RELIABILITY ASSESSMENT FOR THE BOOST-CONVERTER OF A SOLAR SYSTEM IN A DIRECT CURRENT MICROGRID

A direct current microgrid commonly takes power from solar systems and battery energy storage when disconnecting from the main grid. Accordingly, the dynamic or transient operation of the solar system can impact the reliability of the solar system’s boost converters. This research proposes a methodology to assess the reliability of those boost-converters under dynamic and fault conditions. To conduct the reliability analysis, we will formulate the dynamic-voltage-based failure rate and short-circuit-current-based failure rate for the solar system’s boost converter.
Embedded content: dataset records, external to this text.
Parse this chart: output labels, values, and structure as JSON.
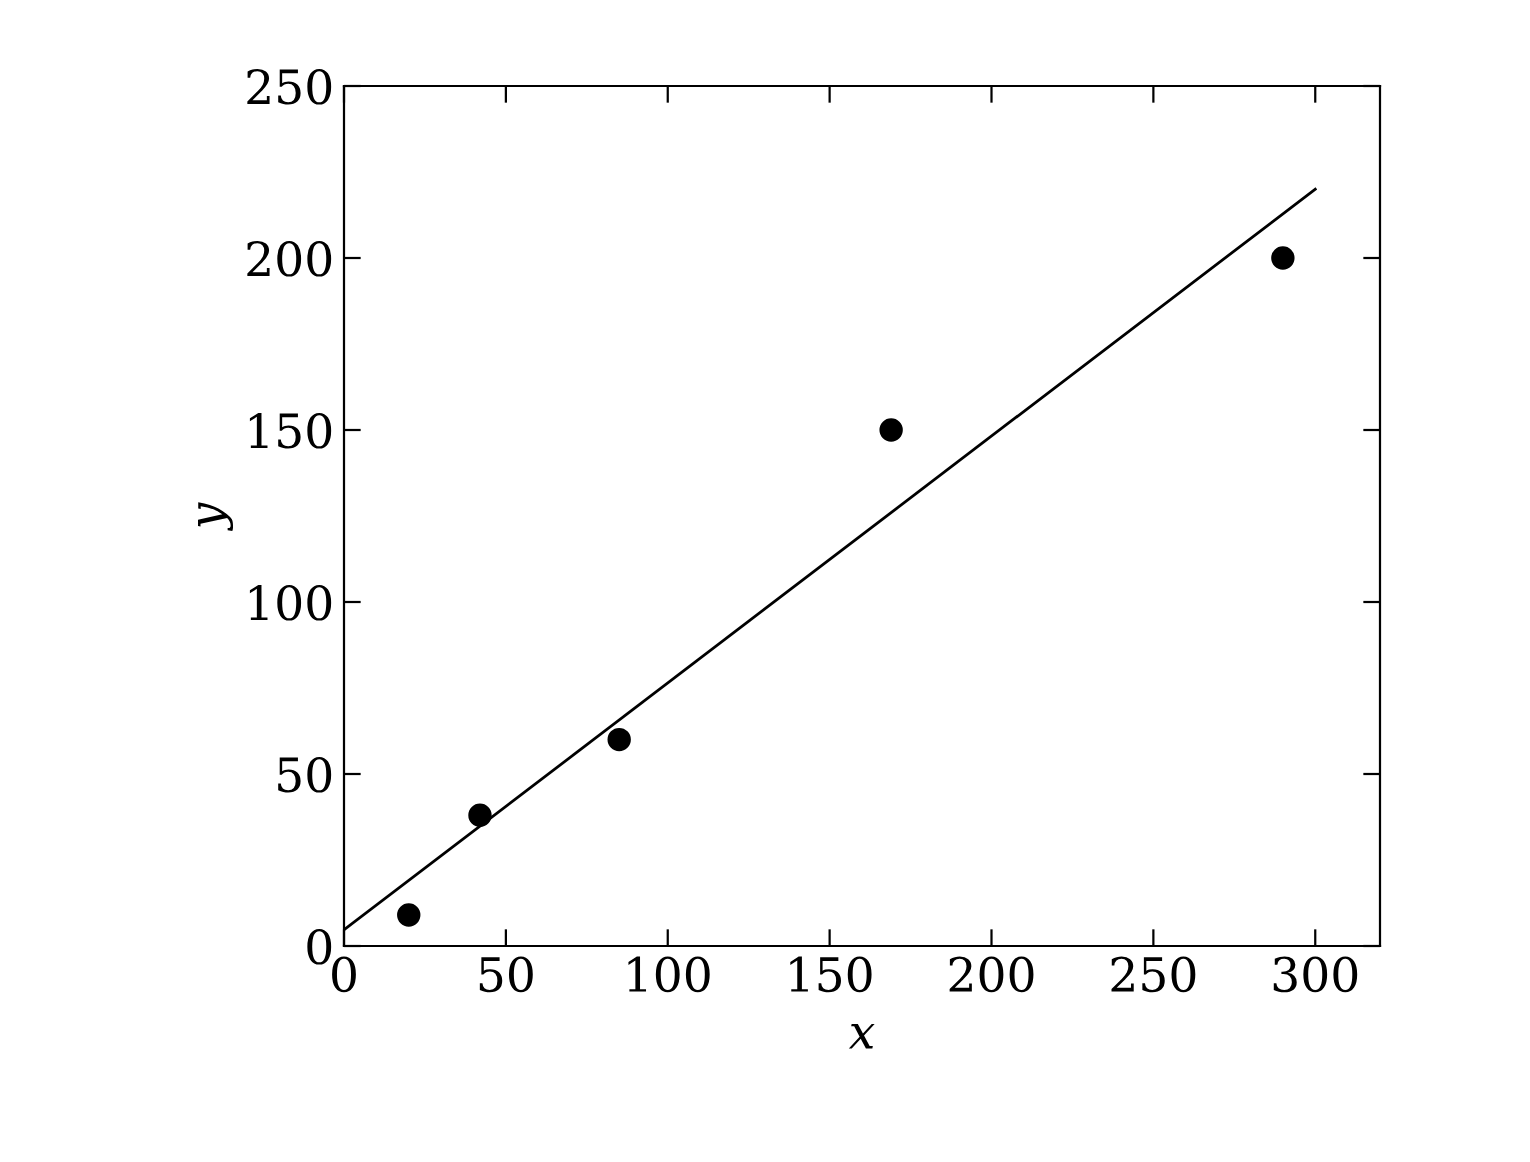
{
  "chart_data": {
    "type": "scatter",
    "xlabel": "x",
    "ylabel": "y",
    "xlim": [
      0,
      320
    ],
    "ylim": [
      0,
      250
    ],
    "xticks": [
      0,
      50,
      100,
      150,
      200,
      250,
      300
    ],
    "yticks": [
      0,
      50,
      100,
      150,
      200,
      250
    ],
    "series": [
      {
        "color": "#000000",
        "marker": "circle",
        "x": [
          20,
          42,
          85,
          169,
          290
        ],
        "values": [
          9,
          38,
          60,
          150,
          200
        ]
      },
      {
        "type": "line",
        "color": "#000000",
        "marker": "none",
        "x": [
          0,
          300
        ],
        "values": [
          4.7,
          220
        ]
      }
    ]
  }
}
More explicitly, the evaluation of the reliability of both the solar system’s boost converter and each component relies on a novel amalgamation of the used-time-dependent failure rate, dynamic-voltage-based failure rate, and short-circuit-current-based failure rate, coupled with the utilization of a Markov-state transition methodology. The repeated occurrence of dynamic cases within the islanded direct current microgrid can significantly diminish the reliability of the solar system’s boost converter. Furthermore, the dynamic and transient cases in the LVDC microgrid can swiftly diminish two key indices: mean-time-to-failure and mean-time-between-failures of the solar system’s boost converter.